Bilbo fez tudo o que pôde para acompanhar as tochas, pois os elfos forçavam os anões a avançarem na maior velocidade possível, mesmo doentes e exaustos como estavam. O rei havia lhes ordenado que se apressassem. De repente, as tochas pararam, e o hobbit teve apenas o tempo suficiente para alcançá-las antes que começassem a atravessar a ponte. Era a ponte que cruzava o rio na direção dos portais do rei. A água corria escura, rápida e forte lá embaixo, na extremidade oposta havia portões diante da abertura de uma enorme caverna incrustada no flanco de urna encosta íngreme coberta de árvores. Ali as grandes faias desciam para a margem, até suas raízes tocarem o rio.
Pela ponte os elfos foram empurrando seus prisioneiros, mas Bilbo hesitava lá atrás. Não gostava nem um pouco da aparência da abertura da caverna, e decidiu não abandonar os amigos apenas a tempo de sair correndo atrás dos últimos elfos antes que os grandes portões do rei se fechassem atrás deles com um estrondo.

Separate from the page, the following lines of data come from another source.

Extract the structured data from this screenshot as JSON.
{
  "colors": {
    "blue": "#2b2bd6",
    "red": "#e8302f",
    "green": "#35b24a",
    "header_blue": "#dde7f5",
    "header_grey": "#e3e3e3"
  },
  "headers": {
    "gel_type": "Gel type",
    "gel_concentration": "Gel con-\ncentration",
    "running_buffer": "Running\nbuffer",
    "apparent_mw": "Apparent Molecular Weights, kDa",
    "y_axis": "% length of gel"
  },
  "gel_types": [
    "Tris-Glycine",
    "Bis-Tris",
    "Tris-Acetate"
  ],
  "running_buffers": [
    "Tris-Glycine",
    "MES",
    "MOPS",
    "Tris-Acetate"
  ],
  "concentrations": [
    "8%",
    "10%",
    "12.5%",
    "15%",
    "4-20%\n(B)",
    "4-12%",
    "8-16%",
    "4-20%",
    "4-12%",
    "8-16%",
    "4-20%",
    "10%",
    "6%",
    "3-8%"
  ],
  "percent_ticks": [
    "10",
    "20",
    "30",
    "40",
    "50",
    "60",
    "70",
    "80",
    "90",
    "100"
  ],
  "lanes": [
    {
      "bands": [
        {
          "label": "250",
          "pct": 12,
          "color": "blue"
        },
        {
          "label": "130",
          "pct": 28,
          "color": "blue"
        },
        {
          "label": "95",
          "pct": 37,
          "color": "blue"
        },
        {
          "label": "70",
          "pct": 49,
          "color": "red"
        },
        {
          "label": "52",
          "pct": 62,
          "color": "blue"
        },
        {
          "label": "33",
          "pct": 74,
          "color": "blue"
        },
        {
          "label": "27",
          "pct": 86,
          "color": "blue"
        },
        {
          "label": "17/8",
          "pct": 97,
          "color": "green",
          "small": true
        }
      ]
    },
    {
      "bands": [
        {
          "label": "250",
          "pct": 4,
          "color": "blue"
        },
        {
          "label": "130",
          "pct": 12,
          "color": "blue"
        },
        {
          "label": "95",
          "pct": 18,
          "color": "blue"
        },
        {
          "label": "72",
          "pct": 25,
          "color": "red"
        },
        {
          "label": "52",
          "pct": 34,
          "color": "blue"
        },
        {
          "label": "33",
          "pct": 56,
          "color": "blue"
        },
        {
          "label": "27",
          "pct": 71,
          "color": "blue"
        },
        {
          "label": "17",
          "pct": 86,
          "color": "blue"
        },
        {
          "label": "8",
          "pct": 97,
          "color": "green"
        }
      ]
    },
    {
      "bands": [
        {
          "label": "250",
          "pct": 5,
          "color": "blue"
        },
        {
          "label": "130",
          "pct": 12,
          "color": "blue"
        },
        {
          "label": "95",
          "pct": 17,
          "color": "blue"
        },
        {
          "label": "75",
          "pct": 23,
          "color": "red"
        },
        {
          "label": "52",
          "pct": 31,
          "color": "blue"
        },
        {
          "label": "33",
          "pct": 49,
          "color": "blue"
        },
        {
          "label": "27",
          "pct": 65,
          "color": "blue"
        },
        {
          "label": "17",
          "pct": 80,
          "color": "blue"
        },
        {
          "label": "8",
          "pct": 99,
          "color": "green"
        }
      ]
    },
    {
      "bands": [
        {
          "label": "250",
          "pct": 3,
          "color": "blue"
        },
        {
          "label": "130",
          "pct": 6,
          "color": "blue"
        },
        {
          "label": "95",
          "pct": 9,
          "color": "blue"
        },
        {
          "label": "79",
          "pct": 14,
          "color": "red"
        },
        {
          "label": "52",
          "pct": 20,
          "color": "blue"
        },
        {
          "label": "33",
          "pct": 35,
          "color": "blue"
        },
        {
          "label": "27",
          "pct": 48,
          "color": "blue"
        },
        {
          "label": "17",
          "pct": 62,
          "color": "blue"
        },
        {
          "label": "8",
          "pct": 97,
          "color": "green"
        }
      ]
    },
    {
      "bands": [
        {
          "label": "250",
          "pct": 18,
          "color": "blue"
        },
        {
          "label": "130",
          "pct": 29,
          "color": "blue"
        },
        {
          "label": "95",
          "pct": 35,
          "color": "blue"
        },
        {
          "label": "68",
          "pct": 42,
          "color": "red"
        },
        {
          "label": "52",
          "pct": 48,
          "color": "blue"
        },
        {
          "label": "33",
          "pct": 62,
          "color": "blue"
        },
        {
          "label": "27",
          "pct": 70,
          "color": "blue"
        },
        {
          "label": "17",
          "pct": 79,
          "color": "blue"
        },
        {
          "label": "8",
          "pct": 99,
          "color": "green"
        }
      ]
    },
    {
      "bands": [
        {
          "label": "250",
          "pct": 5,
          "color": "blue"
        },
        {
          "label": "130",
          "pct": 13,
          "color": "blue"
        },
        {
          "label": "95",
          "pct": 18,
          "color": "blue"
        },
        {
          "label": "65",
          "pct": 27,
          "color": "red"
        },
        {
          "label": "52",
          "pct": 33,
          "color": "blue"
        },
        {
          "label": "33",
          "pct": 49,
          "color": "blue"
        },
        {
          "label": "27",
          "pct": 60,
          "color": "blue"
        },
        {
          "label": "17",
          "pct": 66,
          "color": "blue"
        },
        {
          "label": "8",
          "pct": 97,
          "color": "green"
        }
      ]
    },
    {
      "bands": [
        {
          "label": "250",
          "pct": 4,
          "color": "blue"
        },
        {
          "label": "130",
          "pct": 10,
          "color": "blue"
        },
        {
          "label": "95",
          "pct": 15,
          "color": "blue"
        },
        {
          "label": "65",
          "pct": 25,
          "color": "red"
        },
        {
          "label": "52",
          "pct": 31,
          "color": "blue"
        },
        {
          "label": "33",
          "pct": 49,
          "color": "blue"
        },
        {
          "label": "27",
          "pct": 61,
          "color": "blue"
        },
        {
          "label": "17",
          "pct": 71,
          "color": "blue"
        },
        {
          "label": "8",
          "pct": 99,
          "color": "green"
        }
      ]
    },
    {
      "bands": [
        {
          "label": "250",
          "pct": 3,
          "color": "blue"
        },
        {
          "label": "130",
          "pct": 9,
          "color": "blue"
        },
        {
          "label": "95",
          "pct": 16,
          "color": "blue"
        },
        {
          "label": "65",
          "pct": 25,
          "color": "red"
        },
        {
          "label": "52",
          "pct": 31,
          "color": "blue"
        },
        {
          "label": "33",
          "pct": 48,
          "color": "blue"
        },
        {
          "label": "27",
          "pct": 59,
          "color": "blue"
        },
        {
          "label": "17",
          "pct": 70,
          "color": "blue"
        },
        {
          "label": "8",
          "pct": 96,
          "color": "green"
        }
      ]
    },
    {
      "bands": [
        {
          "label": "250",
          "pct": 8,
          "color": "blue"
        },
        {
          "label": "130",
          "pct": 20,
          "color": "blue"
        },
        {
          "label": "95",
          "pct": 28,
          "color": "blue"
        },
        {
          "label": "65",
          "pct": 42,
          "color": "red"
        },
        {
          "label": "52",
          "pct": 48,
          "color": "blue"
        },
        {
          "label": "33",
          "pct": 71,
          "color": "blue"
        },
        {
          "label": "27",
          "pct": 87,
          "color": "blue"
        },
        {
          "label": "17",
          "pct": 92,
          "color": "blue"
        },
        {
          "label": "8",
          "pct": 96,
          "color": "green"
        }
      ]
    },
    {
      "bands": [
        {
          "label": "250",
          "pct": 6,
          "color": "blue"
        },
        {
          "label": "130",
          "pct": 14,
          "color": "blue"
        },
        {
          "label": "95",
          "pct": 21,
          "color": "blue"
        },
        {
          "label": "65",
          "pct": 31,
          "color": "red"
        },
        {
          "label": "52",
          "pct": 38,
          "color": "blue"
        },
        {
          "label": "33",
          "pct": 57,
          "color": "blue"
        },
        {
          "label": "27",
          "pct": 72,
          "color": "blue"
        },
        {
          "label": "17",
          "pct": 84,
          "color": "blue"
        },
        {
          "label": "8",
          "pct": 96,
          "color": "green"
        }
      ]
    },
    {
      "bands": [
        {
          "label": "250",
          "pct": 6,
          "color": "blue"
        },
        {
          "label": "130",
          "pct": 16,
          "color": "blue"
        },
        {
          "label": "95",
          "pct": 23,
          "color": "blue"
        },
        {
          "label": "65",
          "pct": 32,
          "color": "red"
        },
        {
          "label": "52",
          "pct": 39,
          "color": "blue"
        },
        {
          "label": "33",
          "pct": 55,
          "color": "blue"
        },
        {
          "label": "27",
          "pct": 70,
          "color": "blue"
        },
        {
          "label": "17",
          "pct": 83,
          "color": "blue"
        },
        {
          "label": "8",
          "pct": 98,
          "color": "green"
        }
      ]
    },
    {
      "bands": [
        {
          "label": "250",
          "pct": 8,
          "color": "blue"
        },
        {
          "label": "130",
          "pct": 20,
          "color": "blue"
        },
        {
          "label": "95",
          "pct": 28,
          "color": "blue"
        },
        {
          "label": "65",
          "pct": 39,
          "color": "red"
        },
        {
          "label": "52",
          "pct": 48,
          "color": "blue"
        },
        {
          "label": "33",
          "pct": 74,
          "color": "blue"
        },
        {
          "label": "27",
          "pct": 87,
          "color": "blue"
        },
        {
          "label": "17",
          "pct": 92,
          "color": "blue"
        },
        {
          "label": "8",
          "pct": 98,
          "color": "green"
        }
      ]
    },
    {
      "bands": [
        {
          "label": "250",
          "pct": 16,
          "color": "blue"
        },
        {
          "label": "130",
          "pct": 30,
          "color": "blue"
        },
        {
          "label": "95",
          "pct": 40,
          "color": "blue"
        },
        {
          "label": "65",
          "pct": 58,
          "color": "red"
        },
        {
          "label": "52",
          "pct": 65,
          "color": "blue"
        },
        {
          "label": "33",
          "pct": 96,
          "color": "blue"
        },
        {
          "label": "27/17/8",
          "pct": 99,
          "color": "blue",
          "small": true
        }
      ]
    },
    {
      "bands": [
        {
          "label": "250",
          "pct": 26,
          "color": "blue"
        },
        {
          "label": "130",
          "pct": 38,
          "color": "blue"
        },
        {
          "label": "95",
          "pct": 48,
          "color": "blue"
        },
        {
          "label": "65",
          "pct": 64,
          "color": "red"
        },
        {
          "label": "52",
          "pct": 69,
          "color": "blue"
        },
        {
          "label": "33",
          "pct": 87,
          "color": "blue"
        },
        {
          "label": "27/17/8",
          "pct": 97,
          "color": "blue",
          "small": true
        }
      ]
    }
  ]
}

Lá dentro os corredores eram iluminados pela luz vermelha das tochas, e os guardas-élficos cantavam em sua marcha ao longo das passagens sinuosas, entrecruzadas e ecoantes. Essas passagens não eram como as das cidades dos orcs: eram menores, menos entranhadas na terra, e continham um ar mais limpo. Num grande salão com pilares talhados na pedra estava sentado o Rei Élfico, num tronco de madeira esculpida. Em sua cabeça via-se uma corôa de bagas e folhas vermelhas, pois mais uma vez chegara o outono. Na primavera usava uma corôa de flores silvestres.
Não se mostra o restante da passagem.